8 avril 2024, éclipse totale de soleil
La terrasse usée
Se couvre de croissants gris
Ombres multiples
Les cardinaux rouges
Noirceur en pleine journée
Inquiets, s'égosillent
Le lampadaire brille
Dans une nuit improbable
Les enfants hurlent
Ça n'arrive pas tous les jours qu'une éclipse passe dans sa cour.
En fait, ça arrive une fois par vie, ou pas.
Toutes les personnes se situant dans une bande diagonale de 185 km de large passant par les Îles Revillagigedo dans le Pacifique, allant vers le Mexique, remontant les U.S.A. jusqu'aux lacs Érié et Ontario, frôlant Montréal, l'Estrie et continuant son long ruban d'obscurité dans les provinces maritimes, pour arrêter d'être perceptible quelque part dans l'Atlantique, peut-être sur le Grand A de Philémon (https://www.dargaud.com/bd/philemon), pouvaient assister à cet évènement spectaculaire.

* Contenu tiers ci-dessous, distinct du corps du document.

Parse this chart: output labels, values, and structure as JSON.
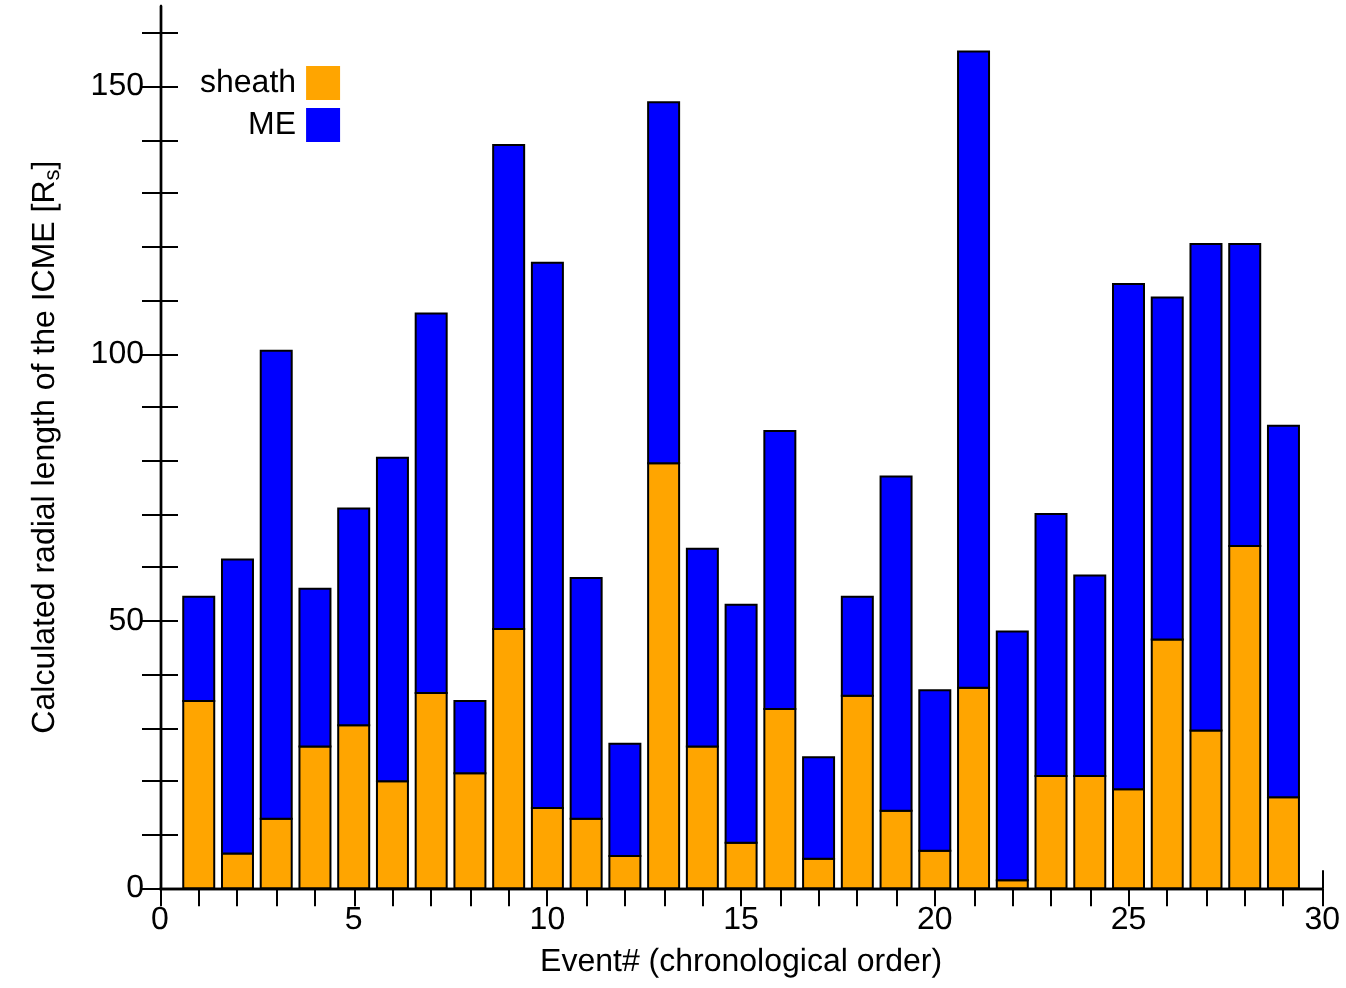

Chez moi, l'éclipse a duré 2h22 et 16 secondes, dont 3 minutes et 16 secondes de totalité. https://www.timeanddate.com/eclipse/in/@5951643?iso=20240408
Je n'avais pas envie de me mêler à une foule excitée, intoxiquée, musicalisée à fond la caisse pour participer à ce rendez-vous cosmique. Il réclamait le tête-à-tête. L'escalier menant au deuxième étage du vieux cabanon a servi d'observatoire. En y montant, j'ai croisé ma voisine qui se préparait, elle aussi, à assister au spectacle. Petit bonjour de circonstance, confidences de belle jeunesse à belle vieille aux oreilles appelant l'écoute, mots d'apaisement et je m'installais au soleil, mon repas de lève-tard sur les genoux. Armée de mes lunettes opaques, je scrutais les signes de la présence de la Lune; sans elles, je n'aurais rien remarqué jusqu'à quelques secondes avant l'obscurité complète. Le soleil printanier brillait de mille feux.
Un minuscule croissant noir, en bas à la droite de la sphère brillante, se dessinait dans l'image vue à travers les lunettes presque opaques. Les lunettes enlevées, ne restait qu'une belle journée de printemps ensoleillée. Une bouchée de riz aux légumes et je remettais mon accessoire obligatoire: la Lune avait continué d'entamer le disque doré, elle remontait en oblique vers le haut, à gauche. Tranquillement, les oiseaux se sont mis à chanter comme à la tombée du jour, trompés par l'obscurcissement graduel qu'ils percevaient plus rapidement que moi. Puis, ce fut l'ombre sur la terrasse qui s'ornait de croissants, comme me l'avait annoncé un site spécialisé. Je commençais à sentir la température se rafraichir et une pénombre arriver à une heure inhabituelle.
Subitement, ce fut complet. L'apogée de mon éclipse s'est déroulée à 15h28 et 20 secondes. Le lampadaire de la rue s'est allumé. Le ciel est redevenu transparent et Vénus est apparue. Plus aucun oiseau ne chantait.
Le silence frisait l'impossible, brisé par les quelques cris de joie des enfants du voisinage. Nous sommes peu de choses.
À la fois enfant et sexagénaire devant la disparition du soleil qui se déroulait, la révérence et la contemplation, mêlées d'ébahissement, m'ont laissée sans mots.
La sensation d'être entrée, pour quelques minutes, au coeur du sacré.